A grant has been awarded to Drs. Douglas Bolger and Hany Farid of Dartmouth College to develop tools for the individual recognition of animals. The ability to recognize and follow individual animals over space and time is perhaps the most important tool of animal population biology. Recognizing individuals allows researchers to estimate population size and birth and death rates, and quantify social behavior. These parameters form the basis of most pure and applied population biology. Traditionally, this recognition has been accomplished by capturing animals and placing visible and unique marks on them. These methods are known as mark-recapture or mark-resight. The primary limitations on the use of traditional marking techniques are animal welfare, cost and difficulty. One promising non-invasive technique is the use of photographic ?mark? and resight methods. For animals with unique markings, individuals can be photographed (marked) and the images stored in a database. Animals photographed later can then be compared to the image database to determine if that individual had been seen before (a resight) or if it is new to the study. This method has been used manually for the study of relatively small populations such as those of whales. For use in large populations this image matching process needs to be computer-assisted to be feasible.
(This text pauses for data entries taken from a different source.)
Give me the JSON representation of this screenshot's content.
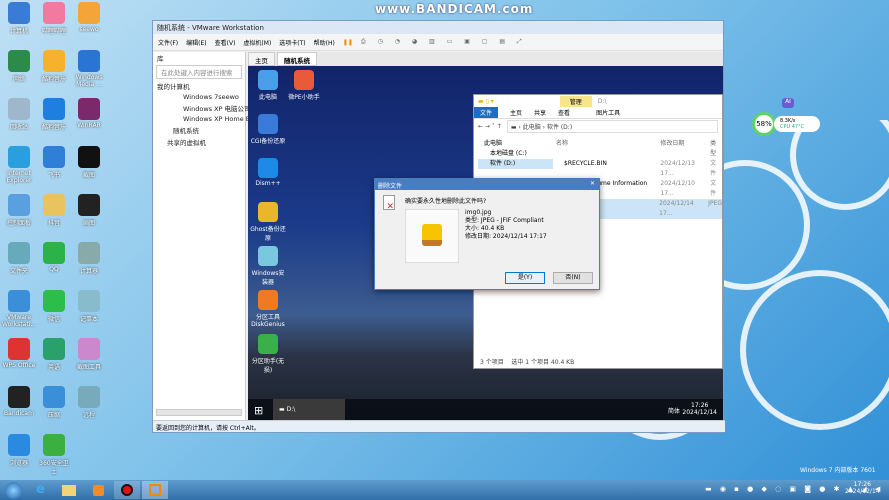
{
  "watermark": "www.BANDICAM.com",
  "host_desktop": {
    "icons": [
      "计算机",
      "哔哩哔哩",
      "seewo",
      "网络",
      "酷狗音乐",
      "Windows Media ...",
      "回收站",
      "酷狗音乐",
      "WinRAR",
      "Internet Explorer",
      "飞书",
      "截图",
      "控制面板",
      "抖音",
      "画图",
      "文件夹",
      "QQ",
      "计算器",
      "VMware Workstati...",
      "微信",
      "记事本",
      "WPS Office",
      "英语",
      "截图工具",
      "Bandicam",
      "压缩",
      "远程",
      "浏览器",
      "360安全卫士"
    ],
    "widget": {
      "ai": "AI",
      "percent": "58%",
      "speed": "8.3K/s",
      "cpu": "CPU 47°C"
    },
    "version_text": "Windows 7 内部版本 7601",
    "clock": {
      "time": "17:26",
      "date": "2024/12/14"
    }
  },
  "vmware": {
    "title": "随机系统 - VMware Workstation",
    "menu": [
      "文件(F)",
      "编辑(E)",
      "查看(V)",
      "虚拟机(M)",
      "选项卡(T)",
      "帮助(H)"
    ],
    "library": {
      "title": "库",
      "search_placeholder": "在此处键入内容进行搜索",
      "tree": [
        "我的计算机",
        "Windows 7seewo",
        "Windows XP 电脑公司",
        "Windows XP Home Ed",
        "随机系统",
        "共享的虚拟机"
      ]
    },
    "tabs": [
      "主页",
      "随机系统"
    ],
    "status": "要返回到您的计算机，请按 Ctrl+Alt。"
  },
  "guest": {
    "icons": [
      "此电脑",
      "微PE小助手",
      "CGI备份还原",
      "Dism++",
      "Ghost备份还原",
      "Windows安装器",
      "分区工具DiskGenius",
      "分区助手(无损)"
    ],
    "taskbar": {
      "task": "D:\\",
      "ime": "简体",
      "time": "17:26",
      "date": "2024/12/14"
    },
    "explorer": {
      "manage": "管理",
      "path_title": "D:\\",
      "ribbon": [
        "文件",
        "主页",
        "共享",
        "查看",
        "图片工具"
      ],
      "breadcrumb": [
        "此电脑",
        "软件 (D:)"
      ],
      "columns": [
        "名称",
        "修改日期",
        "类型"
      ],
      "nav": [
        "此电脑",
        "本地磁盘 (C:)",
        "软件 (D:)"
      ],
      "rows": [
        {
          "name": "$RECYCLE.BIN",
          "date": "2024/12/13 17...",
          "type": "文件"
        },
        {
          "name": "System Volume Information",
          "date": "2024/12/10 17...",
          "type": "文件"
        },
        {
          "name": "",
          "date": "2024/12/14 17...",
          "type": "JPEG"
        }
      ],
      "status_count": "3 个项目",
      "status_sel": "选中 1 个项目 40.4 KB"
    },
    "dialog": {
      "title": "删除文件",
      "question": "确实要永久性地删除此文件吗?",
      "file": "img0.jpg",
      "type": "类型: JPEG - JFIF Compliant",
      "size": "大小: 40.4 KB",
      "modified": "修改日期: 2024/12/14 17:17",
      "yes": "是(Y)",
      "no": "否(N)"
    }
  }
}
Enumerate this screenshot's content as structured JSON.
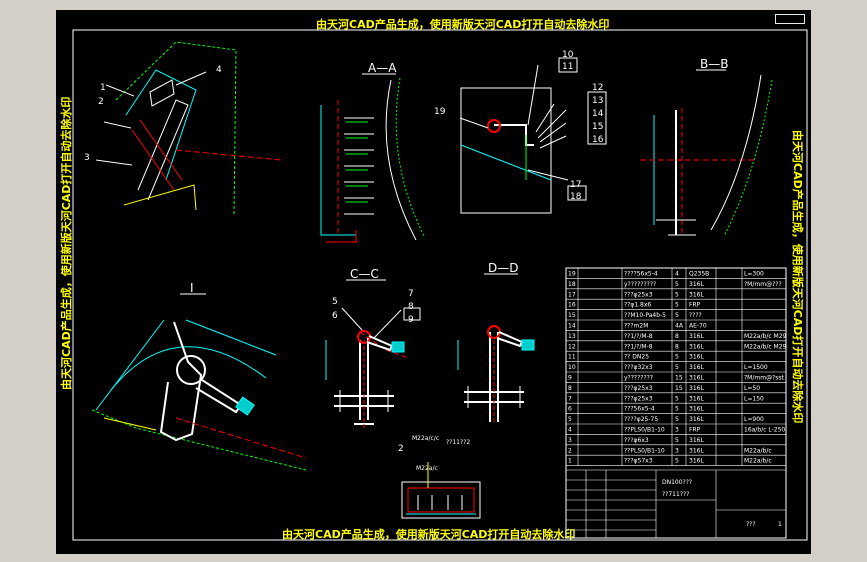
{
  "watermark_top": "由天河CAD产品生成，使用新版天河CAD打开自动去除水印",
  "watermark_bottom": "由天河CAD产品生成，使用新版天河CAD打开自动去除水印",
  "watermark_left": "由天河CAD产品生成，使用新版天河CAD打开自动去除水印",
  "watermark_right": "由天河CAD产品生成，使用新版天河CAD打开自动去除水印",
  "sections": {
    "aa": "A—A",
    "bb": "B—B",
    "cc": "C—C",
    "dd": "D—D",
    "detail": "I"
  },
  "callouts": {
    "c1": "1",
    "c2": "2",
    "c3": "3",
    "c4": "4",
    "c5": "5",
    "c6": "6",
    "c7": "7",
    "c8": "8",
    "c9": "9",
    "c10": "10",
    "c11": "11",
    "c12": "12",
    "c13": "13",
    "c14": "14",
    "c15": "15",
    "c16": "16",
    "c17": "17",
    "c18": "18",
    "c19": "19",
    "c2b": "2"
  },
  "note_top": "M22a/c/c",
  "note_top2": "??11??2",
  "note_mid": "M22a/c",
  "bom": [
    {
      "no": "19",
      "code": "????56x5-4",
      "qty": "4",
      "mat": "Q235B",
      "note": "L=300"
    },
    {
      "no": "18",
      "code": "y?????????",
      "qty": "5",
      "mat": "316L",
      "note": "?M/mm@???"
    },
    {
      "no": "17",
      "code": "???φ25x3",
      "qty": "5",
      "mat": "316L",
      "note": ""
    },
    {
      "no": "16",
      "code": "??φ1.8x6",
      "qty": "5",
      "mat": "FRP",
      "note": ""
    },
    {
      "no": "15",
      "code": "??M10-Pa4b-5",
      "qty": "5",
      "mat": "????",
      "note": ""
    },
    {
      "no": "14",
      "code": "???m2M",
      "qty": "4A",
      "mat": "AE-70",
      "note": ""
    },
    {
      "no": "13",
      "code": "??1/?/M-8",
      "qty": "8",
      "mat": "316L",
      "note": "M22a/b/c M29"
    },
    {
      "no": "12",
      "code": "??1/?/M-8",
      "qty": "8",
      "mat": "316L",
      "note": "M22a/b/c M29"
    },
    {
      "no": "11",
      "code": "?? DN25",
      "qty": "5",
      "mat": "316L",
      "note": ""
    },
    {
      "no": "10",
      "code": "???φ32x3",
      "qty": "5",
      "mat": "316L",
      "note": "L=1500"
    },
    {
      "no": "9",
      "code": "y????????",
      "qty": "15",
      "mat": "316L",
      "note": "?M/mm@?sst"
    },
    {
      "no": "8",
      "code": "???φ25x3",
      "qty": "15",
      "mat": "316L",
      "note": "L=50"
    },
    {
      "no": "7",
      "code": "???φ25x3",
      "qty": "5",
      "mat": "316L",
      "note": "L=150"
    },
    {
      "no": "6",
      "code": "???56x5-4",
      "qty": "5",
      "mat": "316L",
      "note": ""
    },
    {
      "no": "5",
      "code": "????φ25-75",
      "qty": "5",
      "mat": "316L",
      "note": "L=900"
    },
    {
      "no": "4",
      "code": "??PLS0/B1-10",
      "qty": "3",
      "mat": "FRP",
      "note": "16a/b/c L-250"
    },
    {
      "no": "3",
      "code": "???φ6x3",
      "qty": "5",
      "mat": "316L",
      "note": ""
    },
    {
      "no": "2",
      "code": "??PLS0/B1-10",
      "qty": "3",
      "mat": "316L",
      "note": "M22a/b/c"
    },
    {
      "no": "1",
      "code": "???φ57x3",
      "qty": "5",
      "mat": "316L",
      "note": "M22a/b/c"
    }
  ],
  "title_block": {
    "drawing_no": "DN100???",
    "sub": "??711???",
    "scale": "???",
    "sheet": "1"
  }
}
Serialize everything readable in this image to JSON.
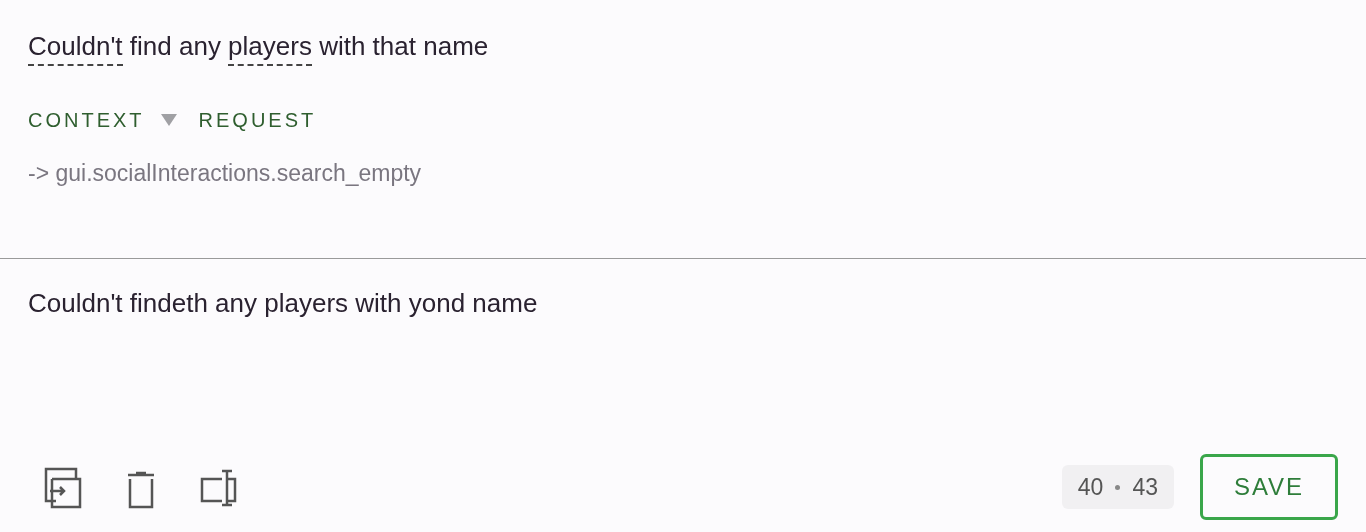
{
  "source": {
    "segments": [
      {
        "text": "Couldn't",
        "glossary": true
      },
      {
        "text": " find any ",
        "glossary": false
      },
      {
        "text": "players",
        "glossary": true
      },
      {
        "text": " with that name",
        "glossary": false
      }
    ]
  },
  "meta_tabs": [
    {
      "label": "CONTEXT",
      "expanded": true
    },
    {
      "label": "REQUEST"
    }
  ],
  "context_key": "-> gui.socialInteractions.search_empty",
  "translation": {
    "value": "Couldn't findeth any players with yond name"
  },
  "toolbar": [
    {
      "kind": "copy"
    },
    {
      "kind": "delete"
    },
    {
      "kind": "insert"
    }
  ],
  "counter": {
    "current": "40",
    "total": "43"
  },
  "save_button": "SAVE"
}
Our project is a collaboration between biology and computer science to develop and test an open-source application for individual recognition of animals. This application will include the following modules (1) an image database for the storing and accessing of individual images; (2) several choices of pattern extraction techniques; and (3) several choices of pattern matching algorithm. This system will process digital photographs of individual animals, efficiently extract the essential pattern information, store this information in a database, and efficiently search the existing database for matching images. The feature detectors to be implemented include the Harris detector, steerable filters, and scale invariant feature transform (SIFT). Pattern recognition algorithms will include nearest neighbor, principal components analysis, linear discriminant analysis, and K-means. The system will be tested against our existing mark-resight photographic database of 8,250 wildebeest images from the Tarangire ecosystem in northern Tanzania. Furthermore, we will capture images of two other uniquely patterned ungulates from the same ecosystem: zebra and giraffe. We will use these data and analyses to estimate population size, survival and recruitment for wildebeest. For giraffe and zebra we will be able to estimate population size. In addition to these three African ungulate populations we will also test this system against two collaborator image databases of spotted salamanders and whale sharks. System performance will be evaluated on the basis of the misidentification error rates that it produces for these test databases, as well as the general adaptability of the system for use with different species.
The tools will be developed using common open source applications and will be made available to other researchers through Dartmouth College?s website. In recent years there have been tremendous advances in analytical methods for mark-resight data. These new analytical techniques allow for more accurate parameter estimation and give researchers the ability to rigorously test complex hypotheses. However, the application of these methods has been limited by the relatively small number of populations that have sufficient mark-resight data available. The availability of the tools we create should lead to an increase in at least one to two orders of magnitude in the number of populations that can be monitored and parameterized using photographic mark-resight methodology. This should in turn lead to more informed management and conservation of these animal populations.